Life Cycle Geo partners with TerraCore, the world’s leading provider of hyperspectral imaging. Drillcore can either be sent to TerraCore for scanning or scanned on-site. Hyperspectral cameras image the core, the output data is interpreted by spectral geologists, and interpreted results displayed using Intellicore® software. The initial scanning steps involve the following:

High resolution hyperspectral and photo images are captured and portions of the corebox containing rock sample are masked.

Short-wave and long-wave infrared images are captured by different resolution cameras and processed independently.

The subsequent image processing steps are as follows:

A camera sensor detects all individual core segments within a corebox.

Downhole depth (segment start/end) is assigned to each segment by a spectral geologist.

The masked, registered core segments are concatenated together after all gaps are removed.

This same process is repeated for each corebox.

Learn more about TerraCore and hyperspectral mineralogy

COMBINATION

How are deep learning and hyperspectral mineralogy combined?

Hyperspectral images present a data-rich environment that can be used across the project life cycle when combined with deep learning algorithms. Some examples:

Brownfields exploration: deep learning models can be trained to recognize hyperspectral image intervals representing variable distance to mineralization. When a blind hole is drilled and scanned, it can be evaluated for proximity to previously unidentified mineralization.
Operational grade control: hyperspectral imagery representing variable grade ore can be identified by deep learning algorithms and used for block modeling and segregation purposes.
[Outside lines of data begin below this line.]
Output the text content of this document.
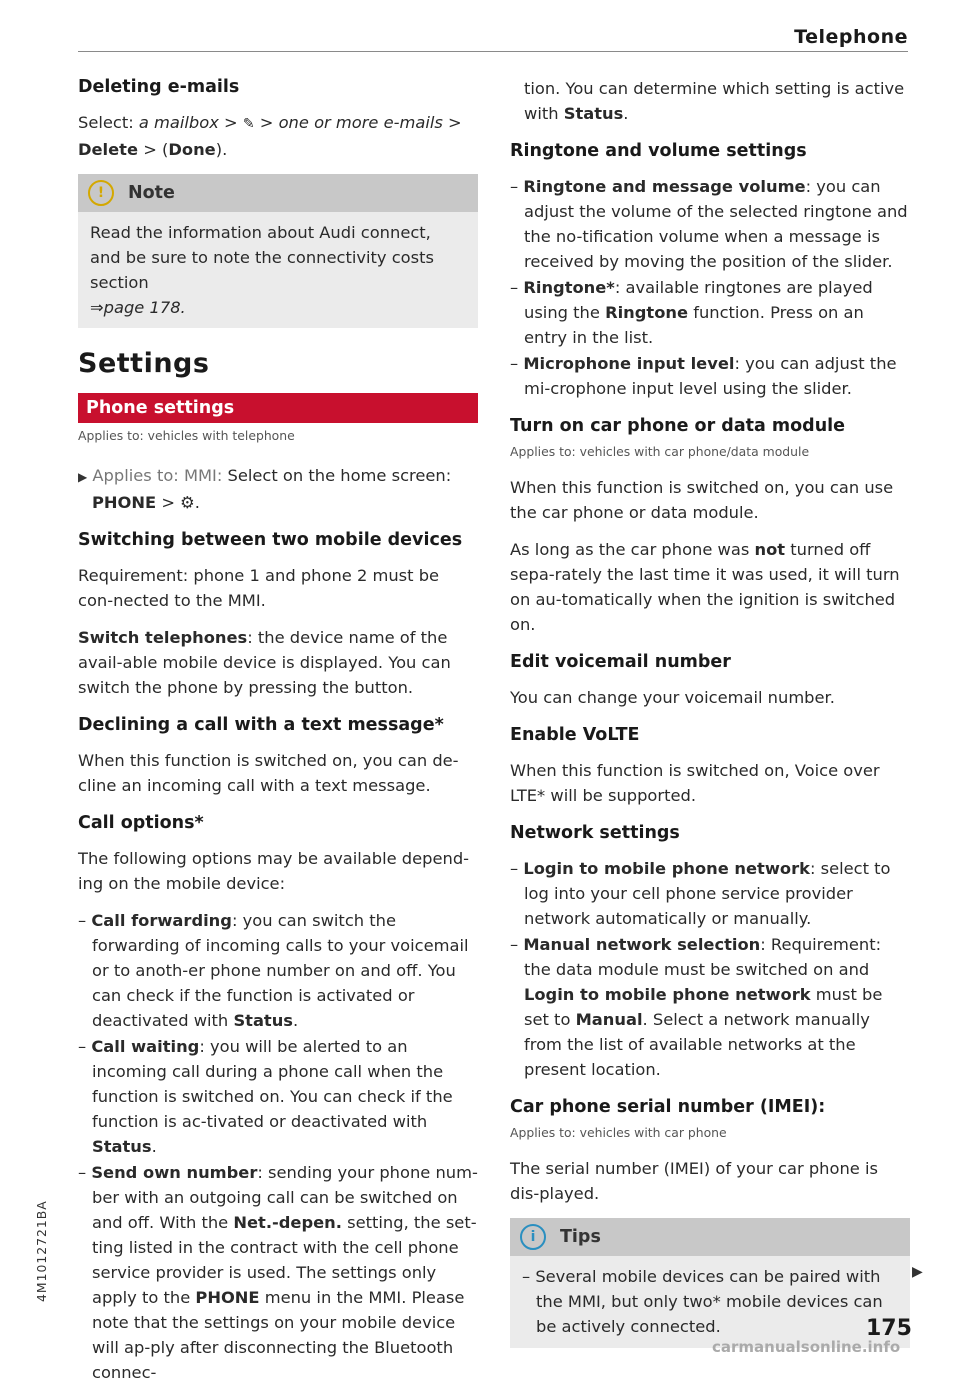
Telephone
Deleting e-mails

Select: a mailbox > ✎ > one or more e-mails >
Delete > (Done).

!	Note
Read the information about Audi connect, and be sure to note the connectivity costs section
⇒page 178.
Settings
Phone settings
Applies to: vehicles with telephone

▶ Applies to: MMI: Select on the home screen:
PHONE > ⚙.

Switching between two mobile devices

Requirement: phone 1 and phone 2 must be con-nected to the MMI.

Switch telephones: the device name of the avail-able mobile device is displayed. You can switch the phone by pressing the button.

Declining a call with a text message*

When this function is switched on, you can de-cline an incoming call with a text message.

Call options*

The following options may be available depend-ing on the mobile device:

– Call forwarding: you can switch the forwarding of incoming calls to your voicemail or to anoth-er phone number on and off. You can check if the function is activated or deactivated with Status.
– Call waiting: you will be alerted to an incoming call during a phone call when the function is switched on. You can check if the function is ac-tivated or deactivated with Status.
– Send own number: sending your phone num-ber with an outgoing call can be switched on and off. With the Net.-depen. setting, the set-ting listed in the contract with the cell phone service provider is used. The settings only apply to the PHONE menu in the MMI. Please note that the settings on your mobile device will ap-ply after disconnecting the Bluetooth connec-

tion. You can determine which setting is active with Status.

Ringtone and volume settings
– Ringtone and message volume: you can adjust the volume of the selected ringtone and the no-tification volume when a message is received by moving the position of the slider.
– Ringtone*: available ringtones are played using the Ringtone function. Press on an entry in the list.
– Microphone input level: you can adjust the mi-crophone input level using the slider.
Turn on car phone or data module
Applies to: vehicles with car phone/data module

When this function is switched on, you can use the car phone or data module.

As long as the car phone was not turned off sepa-rately the last time it was used, it will turn on au-tomatically when the ignition is switched on.

Edit voicemail number

You can change your voicemail number.

Enable VoLTE

When this function is switched on, Voice over LTE* will be supported.

Network settings
– Login to mobile phone network: select to log into your cell phone service provider network automatically or manually.
– Manual network selection: Requirement: the data module must be switched on and Login to mobile phone network must be set to Manual. Select a network manually from the list of available networks at the present location.
Car phone serial number (IMEI):
Applies to: vehicles with car phone

The serial number (IMEI) of your car phone is dis-played.

i	Tips
– Several mobile devices can be paired with the MMI, but only two* mobile devices can be actively connected.
▶
175
4M1012721BA
carmanualsonline.info
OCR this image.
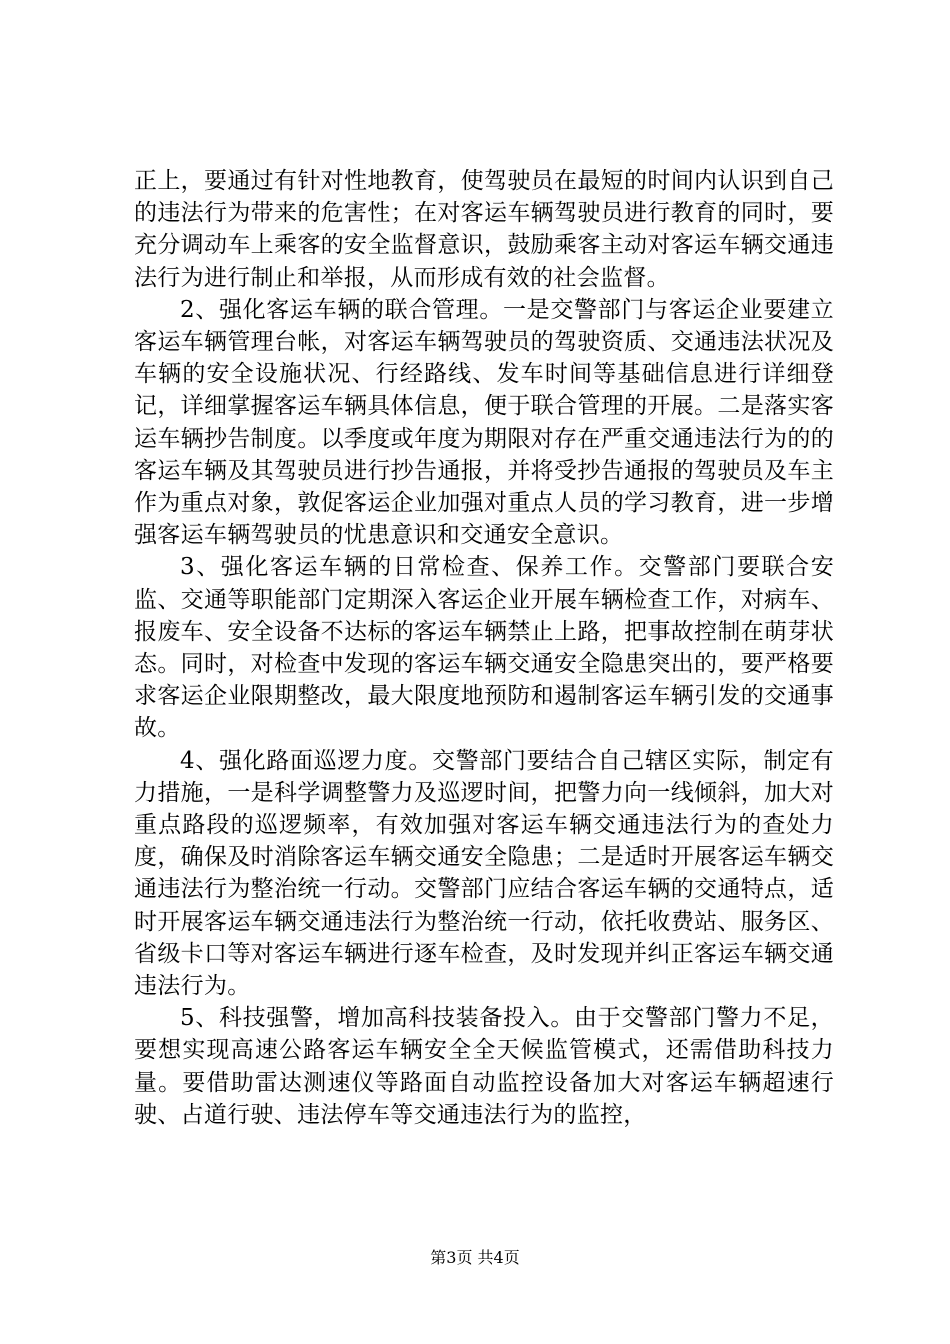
正上，要通过有针对性地教育，使驾驶员在最短的时间内认识到自己的违法行为带来的危害性；在对客运车辆驾驶员进行教育的同时，要充分调动车上乘客的安全监督意识，鼓励乘客主动对客运车辆交通违法行为进行制止和举报，从而形成有效的社会监督。

2、强化客运车辆的联合管理。一是交警部门与客运企业要建立客运车辆管理台帐，对客运车辆驾驶员的驾驶资质、交通违法状况及车辆的安全设施状况、行经路线、发车时间等基础信息进行详细登记，详细掌握客运车辆具体信息，便于联合管理的开展。二是落实客运车辆抄告制度。以季度或年度为期限对存在严重交通违法行为的的客运车辆及其驾驶员进行抄告通报，并将受抄告通报的驾驶员及车主作为重点对象，敦促客运企业加强对重点人员的学习教育，进一步增强客运车辆驾驶员的忧患意识和交通安全意识。

3、强化客运车辆的日常检查、保养工作。交警部门要联合安监、交通等职能部门定期深入客运企业开展车辆检查工作，对病车、报废车、安全设备不达标的客运车辆禁止上路，把事故控制在萌芽状态。同时，对检查中发现的客运车辆交通安全隐患突出的，要严格要求客运企业限期整改，最大限度地预防和遏制客运车辆引发的交通事故。

4、强化路面巡逻力度。交警部门要结合自己辖区实际，制定有力措施，一是科学调整警力及巡逻时间，把警力向一线倾斜，加大对重点路段的巡逻频率，有效加强对客运车辆交通违法行为的查处力度，确保及时消除客运车辆交通安全隐患；二是适时开展客运车辆交通违法行为整治统一行动。交警部门应结合客运车辆的交通特点，适时开展客运车辆交通违法行为整治统一行动，依托收费站、服务区、省级卡口等对客运车辆进行逐车检查，及时发现并纠正客运车辆交通违法行为。

5、科技强警，增加高科技装备投入。由于交警部门警力不足，要想实现高速公路客运车辆安全全天候监管模式，还需借助科技力量。要借助雷达测速仪等路面自动监控设备加大对客运车辆超速行驶、占道行驶、违法停车等交通违法行为的监控，

第3页 共4页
This is especially useful for multi-element ores and ore with variable geometallurgical properties.
Environmental waste management: waste materials with variable acid rock drainage and metals leaching potential can be identified using the combined hyperspectral imagery/deep learning approach towards materials management and the evaluation of materials management alternatives.

There are numerous applications for a deep learning approach to evaluating hyperspectral imagery – contact LCG to learn more!

This sounds complicated. What steps are required to prepare the imagery for machine learning analysis?

Broadly speaking, the following are some of the steps taken to prepare hyperspectral data for processing by deep learning algorithms:

Data analysis: unsupervised methods such as clustering and principal component analysis are used to explore quantitative data that is provided with hyperspectral imagery, to both understand its structure and reduce its dimensionality. This analysis guides how the hyperspectral imagery is filtered and weighted prior to artificial neural network analysis.
Gaps and core loss: depth tags placed in the core box by the geologist who logged the core are analyzed to address gaps in core and calculate core loss for accurate depth registration.
Image concatenation and splitting: hyperspectral images from different core boxes are joined together to form one long borehole image so that they can then be split into the image length required for deep machine learning. This includes accounting for the fact that images from different core boxes can be of different resolution (pixel/distance density) and width.
Workflow automation: the process of image concatenation and splitting can be automated using a scripting language such as R or Python, and the workflow assembled using applications such as Jupyter Notebook and Microsoft Azure Databricks.

Deep learning modeling: images are ported into a cloud-based, deep learning environment such as the Microsoft Computer Vision API where various neural network algorithms can be applied. Model results report a predictive accuracy, which can be improved by iteratively re-applying each of the previous steps (especially unsupervised analysis, which is the most critical step towards increasing accuracy).